Indicator Focus: Buy/Sell Confidence Index

Options trading and short selling are great measures of sentiment. One indicator we have used is the CBOE Volatility Index (VIX). The VIX measures the willingness of traders to overpay for OEX put options relative to call options. Therefore, the higher the VIX, the more bearish the prevailing sentiment is.

Adding to our arsenal, we have crafted a tool called the Buy/Sell Confidence Index, which is an important part of our "Squeezeometer". When the Buy Confidence Index is high, sentiment as expressed by the VIX is excessively bearish. When the Sell Confidence Index is high, sentiment as expressed by the VIX is excessively bullish. The Buy/Sell Confidence Index can be calculated on an daily, weekly or monthly basis. In order to see how this indicator may be used as a decision making tool, we will examine the daily Buy/Sell Confidence Index.

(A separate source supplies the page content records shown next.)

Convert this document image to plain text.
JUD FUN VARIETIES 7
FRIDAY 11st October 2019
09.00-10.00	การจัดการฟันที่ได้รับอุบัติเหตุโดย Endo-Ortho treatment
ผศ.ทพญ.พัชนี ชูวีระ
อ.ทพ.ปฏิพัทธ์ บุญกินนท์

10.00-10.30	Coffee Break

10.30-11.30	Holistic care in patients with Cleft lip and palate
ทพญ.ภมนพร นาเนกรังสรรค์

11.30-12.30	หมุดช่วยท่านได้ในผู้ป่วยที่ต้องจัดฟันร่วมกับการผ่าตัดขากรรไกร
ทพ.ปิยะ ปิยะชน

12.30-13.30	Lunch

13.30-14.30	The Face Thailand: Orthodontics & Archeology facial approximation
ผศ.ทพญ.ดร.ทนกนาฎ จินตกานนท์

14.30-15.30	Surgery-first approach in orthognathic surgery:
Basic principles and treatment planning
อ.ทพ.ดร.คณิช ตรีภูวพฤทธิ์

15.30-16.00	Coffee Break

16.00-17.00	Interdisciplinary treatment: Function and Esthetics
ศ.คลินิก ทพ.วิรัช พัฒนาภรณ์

In the example chart above, the daily Buy Confidence Index is down to 17%, a reflection of a recent rally that occurred. The “sell” confidence index rises as fear subsides. Generally, we are more confident about selling when the majority is bullish. The active cell in the daily column of the NASDAQ Squeezeometer above is row four – “rally in a downtrend.” Therefore, the number in the cell is 17 (the daily buy confidence you see in the above chart.) Because this is a low number, we would have less confidence in the buy nature of the active cell than otherwise.

In the Squeezeometer, the intermediate-term and long-term confidence indices are a reflection of the action of the VIX. The mega-term (monthly) confidence indices reflect the short selling of the underlying index component issues.